In her prime, Conway said she would do about 70 miles a week, 90 percent of which was race walking. To fill her three hours a day of training, she incorporated cross training including swimming, biking and weight training in addition to race walking. 

Conway said that during her training, she would come out to Big Sky to train at altitude and to ski as part of her cross-training regimen. Recently, the Conways finished designing and building a property in Big Sky dubbed Alpine Peak featuring state-of-the-art training facilities which include a basketball court, pool and gym. 

On June 26, 2021, Conway went to Eugene, Oregon, to compete in the 20k race walk Olympic Trials, the farthest she had advanced on her road to the games. Fifteen women competed at the event and only one went on to the games currently taking place in Tokyo. 

Conway’s family traveled out to Eugene, Oregon with her to cheer her on during the Olympic Race Walk Trials. PHOTO COURTESY OF CHELSEA CONWAY

Conway said the event was high energy, calling it “the most exciting event I’ve ever been to.” Though exciting, it wasn’t without its challenges. “With the lack of events in the last year, it was really tough to get out and race and do events,” Conway said.

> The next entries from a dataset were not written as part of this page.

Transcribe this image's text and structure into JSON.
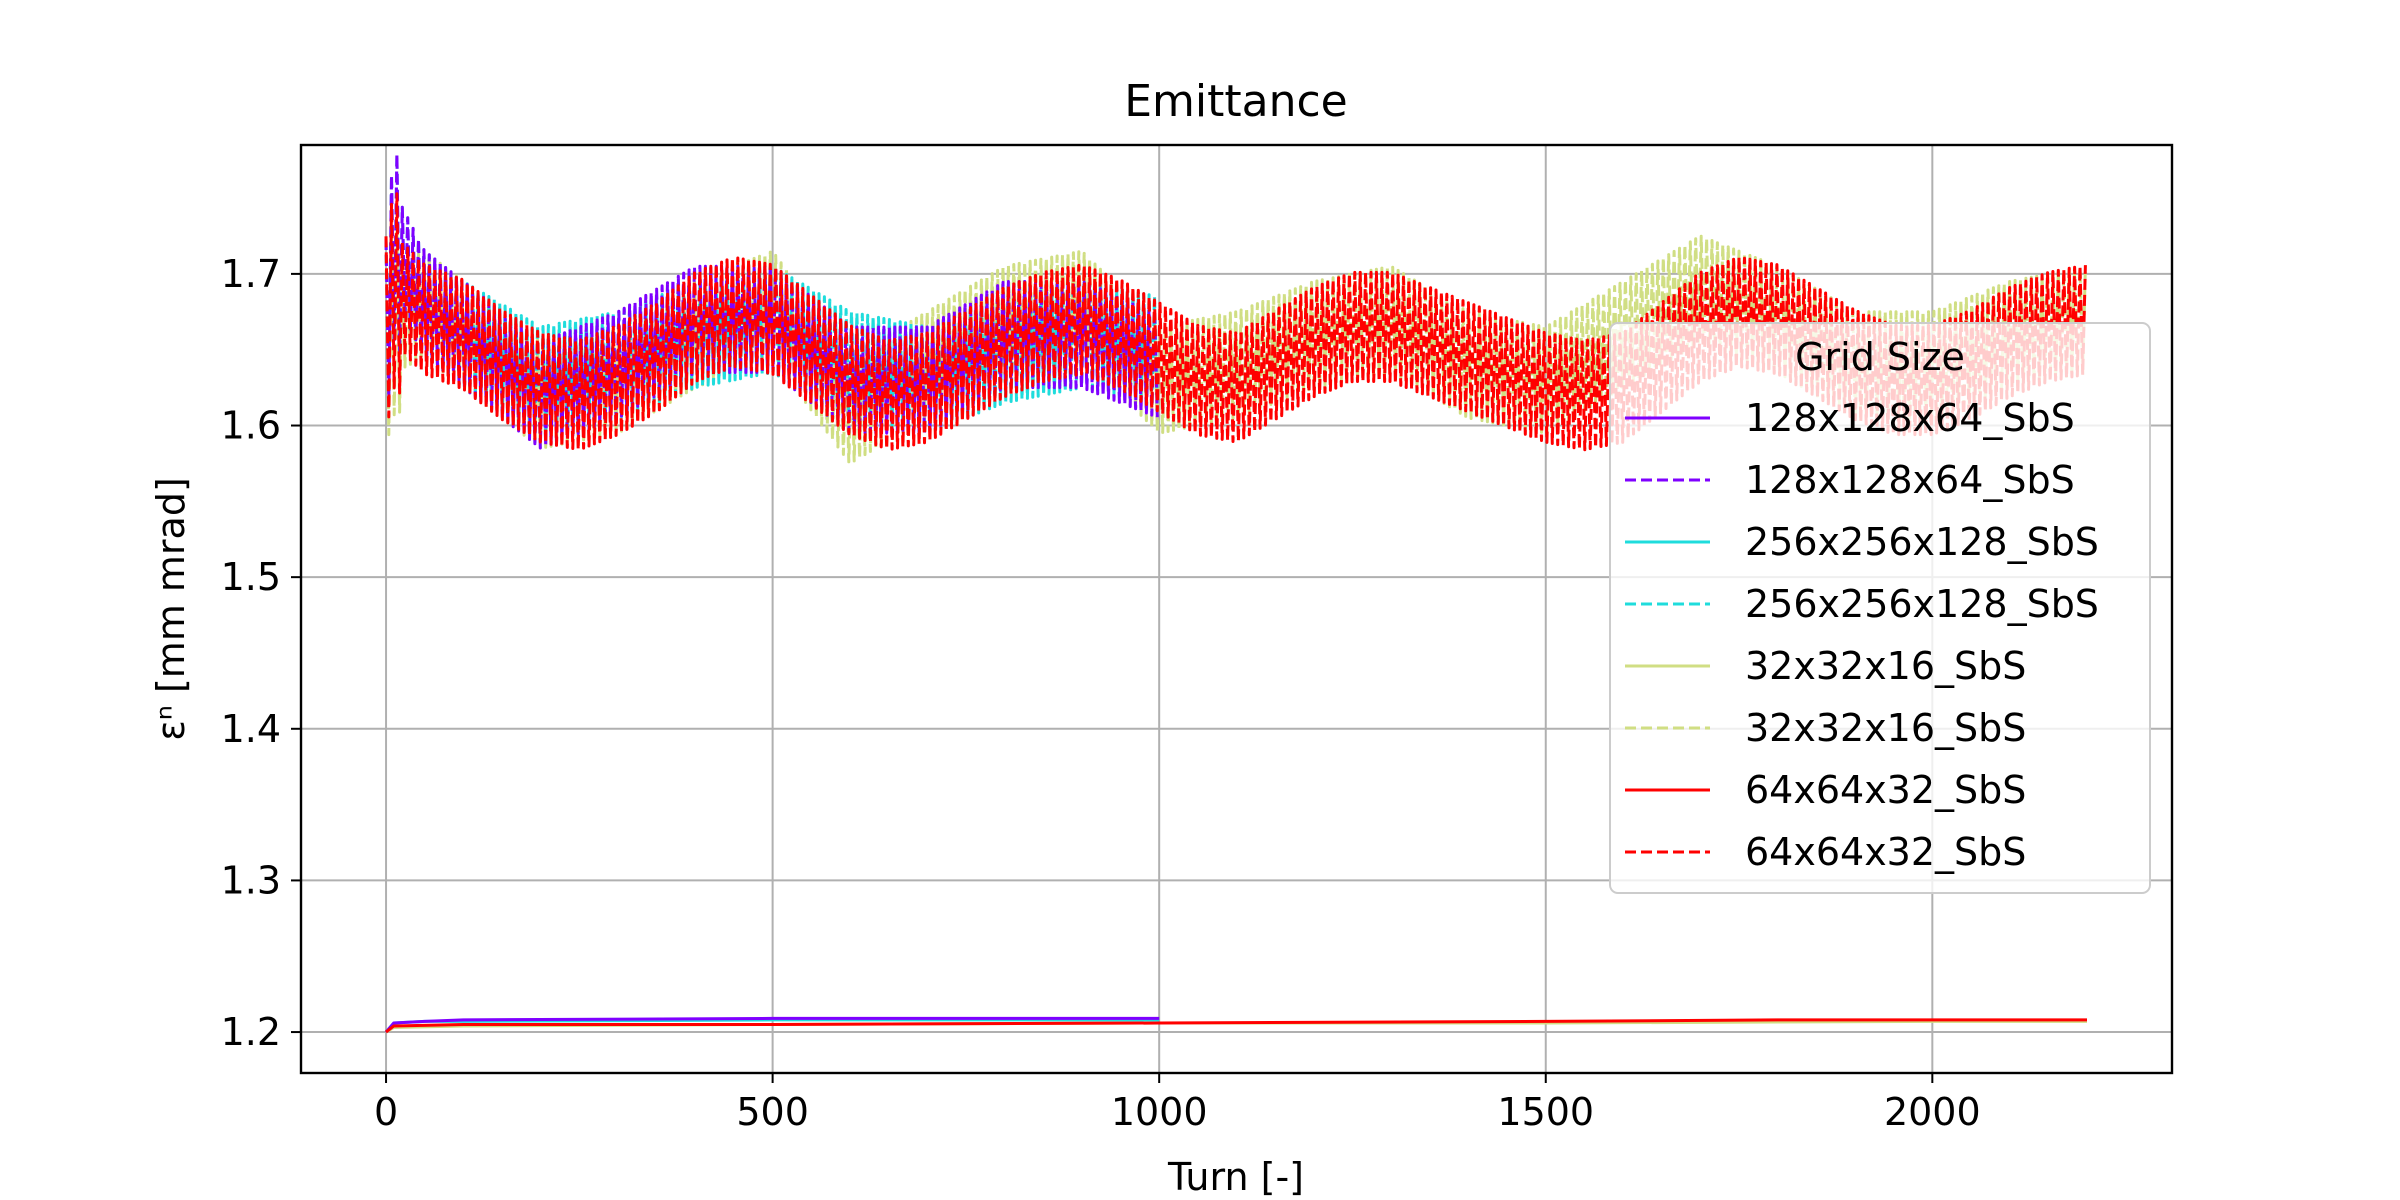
{
  "chart_data": {
    "type": "line",
    "title": "Emittance",
    "xlabel": "Turn [-]",
    "ylabel": "εⁿ [mm mrad]",
    "xlim": [
      -110,
      2310
    ],
    "ylim": [
      1.173,
      1.785
    ],
    "xticks": [
      0,
      500,
      1000,
      1500,
      2000
    ],
    "yticks": [
      1.2,
      1.3,
      1.4,
      1.5,
      1.6,
      1.7
    ],
    "grid": true,
    "legend": {
      "title": "Grid Size",
      "placement": "right"
    },
    "series": [
      {
        "name": "128x128x64_SbS",
        "color": "#7f00ff",
        "dash": "solid",
        "x": [
          0,
          10,
          50,
          100,
          500,
          1000
        ],
        "y": [
          1.2,
          1.206,
          1.207,
          1.208,
          1.209,
          1.209
        ]
      },
      {
        "name": "128x128x64_SbS",
        "color": "#7f00ff",
        "dash": "dashed",
        "oscillating": true,
        "x": [
          0,
          10,
          50,
          100,
          200,
          300,
          400,
          500,
          600,
          700,
          800,
          900,
          1000
        ],
        "y": [
          1.66,
          1.72,
          1.68,
          1.66,
          1.62,
          1.64,
          1.67,
          1.67,
          1.63,
          1.63,
          1.66,
          1.66,
          1.64
        ],
        "amplitude": 0.035
      },
      {
        "name": "256x256x128_SbS",
        "color": "#1fdcdc",
        "dash": "solid",
        "x": [
          0,
          10,
          50,
          100,
          500,
          1000
        ],
        "y": [
          1.2,
          1.206,
          1.207,
          1.207,
          1.208,
          1.208
        ]
      },
      {
        "name": "256x256x128_SbS",
        "color": "#1fdcdc",
        "dash": "dashed",
        "oscillating": true,
        "x": [
          0,
          10,
          50,
          100,
          200,
          300,
          400,
          500,
          600,
          700,
          800,
          900,
          1000
        ],
        "y": [
          1.66,
          1.72,
          1.68,
          1.66,
          1.63,
          1.64,
          1.66,
          1.67,
          1.64,
          1.63,
          1.65,
          1.66,
          1.65
        ],
        "amplitude": 0.035
      },
      {
        "name": "32x32x16_SbS",
        "color": "#d0de83",
        "dash": "solid",
        "x": [
          0,
          10,
          100,
          500,
          1000,
          1500,
          2000,
          2200
        ],
        "y": [
          1.2,
          1.203,
          1.204,
          1.205,
          1.206,
          1.206,
          1.207,
          1.207
        ]
      },
      {
        "name": "32x32x16_SbS",
        "color": "#d0de83",
        "dash": "dashed",
        "oscillating": true,
        "x": [
          0,
          10,
          50,
          100,
          200,
          300,
          400,
          500,
          600,
          700,
          800,
          900,
          1000,
          1100,
          1200,
          1300,
          1400,
          1500,
          1600,
          1700,
          1800,
          1900,
          2000,
          2100,
          2200
        ],
        "y": [
          1.65,
          1.67,
          1.68,
          1.66,
          1.62,
          1.63,
          1.66,
          1.68,
          1.61,
          1.64,
          1.67,
          1.68,
          1.63,
          1.64,
          1.66,
          1.67,
          1.64,
          1.63,
          1.66,
          1.69,
          1.67,
          1.64,
          1.64,
          1.66,
          1.67
        ],
        "amplitude": 0.035
      },
      {
        "name": "64x64x32_SbS",
        "color": "#ff0000",
        "dash": "solid",
        "x": [
          0,
          10,
          100,
          500,
          1000,
          1500,
          1800,
          2200
        ],
        "y": [
          1.2,
          1.204,
          1.205,
          1.205,
          1.206,
          1.207,
          1.208,
          1.208
        ]
      },
      {
        "name": "64x64x32_SbS",
        "color": "#ff0000",
        "dash": "dashed",
        "oscillating": true,
        "x": [
          0,
          10,
          50,
          100,
          150,
          200,
          250,
          300,
          350,
          400,
          450,
          500,
          550,
          600,
          650,
          700,
          750,
          800,
          850,
          900,
          950,
          1000,
          1050,
          1100,
          1150,
          1200,
          1250,
          1300,
          1350,
          1400,
          1450,
          1500,
          1550,
          1600,
          1650,
          1700,
          1750,
          1800,
          1850,
          1900,
          1950,
          2000,
          2050,
          2100,
          2150,
          2200
        ],
        "y": [
          1.66,
          1.69,
          1.67,
          1.66,
          1.64,
          1.625,
          1.62,
          1.63,
          1.645,
          1.665,
          1.675,
          1.67,
          1.65,
          1.63,
          1.62,
          1.625,
          1.64,
          1.655,
          1.665,
          1.67,
          1.66,
          1.645,
          1.63,
          1.625,
          1.64,
          1.655,
          1.665,
          1.665,
          1.655,
          1.645,
          1.635,
          1.625,
          1.62,
          1.625,
          1.645,
          1.665,
          1.675,
          1.67,
          1.655,
          1.64,
          1.63,
          1.63,
          1.64,
          1.655,
          1.665,
          1.67
        ],
        "amplitude": 0.036
      }
    ]
  }
}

The 20k race took place in difficult conditions. Conway said it was extremely hot with temperatures reaching up to 115 degrees, causing start times to be moved up two hours earlier to cooler parts of the morning. 

Conway said she spent a lot of time and effort trying to keep herself hydrated and cool in anticipation of the challenging conditions she faced for the race. There were hydration stations throughout the route with electrolyte drinks and gels to help the athletes stay fueled and avoid dehydration and muscle cramps. 

At the end of the race, Conway ended up placing 10th out of 15 women competing for the single female race walking spot in the 2021 summer games. 

With one Olympic Trial now under her belt but no spot on the team, Conway has to decide if she will stick to her rigorous training regimen for another three years and take another shot at the Olympics or if she will turn her efforts to other tasks like triathlons.

Conway currently serves as the CEO and owner of the family business, a position that requires a lot of her time and leaves less flexibility for her to travel to races and keep up her training regimen. 

“I’m going to make up my mind in the next year or so if I want to keep going or if I want to pull back and go more to triathlons and have fun with my athletic pursuits,” she said.